For Loop optimisation in Julia

I am familiarizing myself with programming languages.

Came across a video “Go vs BUN and Node speed test”

Tried to perform the speed comparison betwen Node.js, Bun and Julia.

For some reason For Loop in Julia turned out to be slower then in Node.js and Bun.

Code for Node.js and Bun:

console.time("test");

for (var i = 0; i < 1000000; ++i) console.log(i);

console.timeEnd("test");

Code for Julia:

i = 0

@time while i < 1000000
  println(i)
  global i += 1
end

(In ~/.profile specified “export JULIA_NUM_THREADS=4”.)

Results:

Node.js

  1. 14.409s
  2. 14.709s
  3. 14.709s

Bun

  1. 6.44s
  2. 6.75s
  3. 6.78s

Julia

  1. 19.546201 seconds (9.10 M allocations: 269.540 MiB, 0.19% gc time, 0.14% compilation time)
  2. 19.605892 seconds (9.08 M allocations: 268.285 MiB, 0.15% gc time)
  3. 20.677104 seconds (9.08 M allocations: 268.285 MiB, 0.49% gc time)

Without “export JULIA_NUM_THREADS=4” speed also slow.

How to improve results in Julia?
Thanks.

Julia is moderately bad at dealing with global variables: Performance Tips · The Julia Language.
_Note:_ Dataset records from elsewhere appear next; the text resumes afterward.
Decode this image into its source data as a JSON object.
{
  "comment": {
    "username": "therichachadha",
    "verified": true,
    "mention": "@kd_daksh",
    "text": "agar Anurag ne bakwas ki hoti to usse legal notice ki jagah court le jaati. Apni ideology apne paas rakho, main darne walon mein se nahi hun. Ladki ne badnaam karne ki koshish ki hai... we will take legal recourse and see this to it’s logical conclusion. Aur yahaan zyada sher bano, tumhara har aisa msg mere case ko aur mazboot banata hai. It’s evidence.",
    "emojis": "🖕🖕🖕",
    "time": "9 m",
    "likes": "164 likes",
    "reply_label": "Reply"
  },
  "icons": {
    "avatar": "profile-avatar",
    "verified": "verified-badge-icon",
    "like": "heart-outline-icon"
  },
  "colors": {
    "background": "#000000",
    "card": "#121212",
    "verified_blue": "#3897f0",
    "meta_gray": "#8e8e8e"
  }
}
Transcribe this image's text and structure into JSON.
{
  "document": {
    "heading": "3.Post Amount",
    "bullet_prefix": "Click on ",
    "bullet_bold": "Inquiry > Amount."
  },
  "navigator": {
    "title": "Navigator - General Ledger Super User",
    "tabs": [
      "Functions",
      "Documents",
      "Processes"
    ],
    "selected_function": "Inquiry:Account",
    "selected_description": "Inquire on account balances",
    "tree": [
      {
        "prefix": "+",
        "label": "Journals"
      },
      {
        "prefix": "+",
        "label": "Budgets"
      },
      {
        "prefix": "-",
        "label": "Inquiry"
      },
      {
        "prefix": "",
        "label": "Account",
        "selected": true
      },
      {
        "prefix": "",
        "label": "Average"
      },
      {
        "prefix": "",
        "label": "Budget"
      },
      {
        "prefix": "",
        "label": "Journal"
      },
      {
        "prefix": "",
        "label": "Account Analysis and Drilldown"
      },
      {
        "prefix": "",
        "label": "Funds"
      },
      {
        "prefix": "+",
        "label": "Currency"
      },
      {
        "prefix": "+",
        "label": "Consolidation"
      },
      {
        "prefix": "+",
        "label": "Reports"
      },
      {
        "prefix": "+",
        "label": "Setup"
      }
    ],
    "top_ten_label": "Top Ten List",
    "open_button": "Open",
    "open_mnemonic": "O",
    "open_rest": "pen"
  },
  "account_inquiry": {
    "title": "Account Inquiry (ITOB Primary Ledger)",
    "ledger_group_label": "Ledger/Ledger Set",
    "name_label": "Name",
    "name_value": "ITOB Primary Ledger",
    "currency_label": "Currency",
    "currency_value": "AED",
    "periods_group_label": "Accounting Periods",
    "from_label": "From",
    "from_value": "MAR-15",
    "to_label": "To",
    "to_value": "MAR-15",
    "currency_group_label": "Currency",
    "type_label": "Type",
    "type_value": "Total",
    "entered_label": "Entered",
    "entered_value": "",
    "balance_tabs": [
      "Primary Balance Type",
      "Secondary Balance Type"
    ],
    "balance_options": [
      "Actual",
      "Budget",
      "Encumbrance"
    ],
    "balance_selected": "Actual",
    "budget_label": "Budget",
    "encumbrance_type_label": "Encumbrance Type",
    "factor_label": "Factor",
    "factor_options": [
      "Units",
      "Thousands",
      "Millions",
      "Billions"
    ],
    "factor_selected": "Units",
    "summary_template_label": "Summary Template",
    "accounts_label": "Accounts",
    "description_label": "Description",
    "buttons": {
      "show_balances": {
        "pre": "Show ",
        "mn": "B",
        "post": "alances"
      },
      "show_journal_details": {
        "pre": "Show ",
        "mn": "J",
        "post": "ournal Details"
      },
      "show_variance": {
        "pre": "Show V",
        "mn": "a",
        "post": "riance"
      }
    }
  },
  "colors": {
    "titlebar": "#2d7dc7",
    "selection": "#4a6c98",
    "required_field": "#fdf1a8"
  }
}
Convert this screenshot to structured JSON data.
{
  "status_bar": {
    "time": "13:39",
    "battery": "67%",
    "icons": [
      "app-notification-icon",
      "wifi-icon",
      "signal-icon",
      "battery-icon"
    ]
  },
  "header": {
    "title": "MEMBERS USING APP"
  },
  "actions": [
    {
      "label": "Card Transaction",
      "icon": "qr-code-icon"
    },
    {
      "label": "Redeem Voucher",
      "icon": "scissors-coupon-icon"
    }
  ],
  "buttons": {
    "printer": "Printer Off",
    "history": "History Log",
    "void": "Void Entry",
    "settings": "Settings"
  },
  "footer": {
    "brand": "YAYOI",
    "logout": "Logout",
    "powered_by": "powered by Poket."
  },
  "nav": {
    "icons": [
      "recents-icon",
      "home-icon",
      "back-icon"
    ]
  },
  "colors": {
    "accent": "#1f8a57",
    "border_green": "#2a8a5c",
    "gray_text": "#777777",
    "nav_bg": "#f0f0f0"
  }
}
The solution is to not use a global variable and put the code inside a function. With

function main()
    i = 0
    while i < 1000000
        println(i)
        i += 1
    end
    return i
end

@time main()

I get

  8.606004 seconds (8.10 M allocations: 253.779 MiB, 0.43% gc time, 0.28% compilation time)

However with Julia v1.8 it’s possible to get non-horribly-slow global variables by type-annotating them. Now, with

i::Int = 0

@time while i < 1000000
  println(i)
  global i += 1
end

I get

  8.125404 seconds (9.09 M allocations: 261.307 MiB, 0.48% gc time, 0.46% compilation time)

And if you remove side effects from the function, like printing to screen, then you get real optimisation:

julia> function main()
           i = 0
           while i < 1000000
               # println(i)
               i += 1
           end
           return i
       end
main (generic function with 1 method)

julia> @code_llvm main()
;  @ REPL[6]:1 within `main`
define i64 @julia_main_225() #0 {
top:
;  @ REPL[6]:7 within `main`
  ret i64 1000000
}

julia> @code_native main()
        .text
; ┌ @ REPL[6]:7 within `main`
        movl    $1000000, %eax                  # imm = 0xF4240
        retq
        nopw    %cs:(%rax,%rax)
; └

The compiler computes the result of this function at compile-time, and it automatically returns a constant.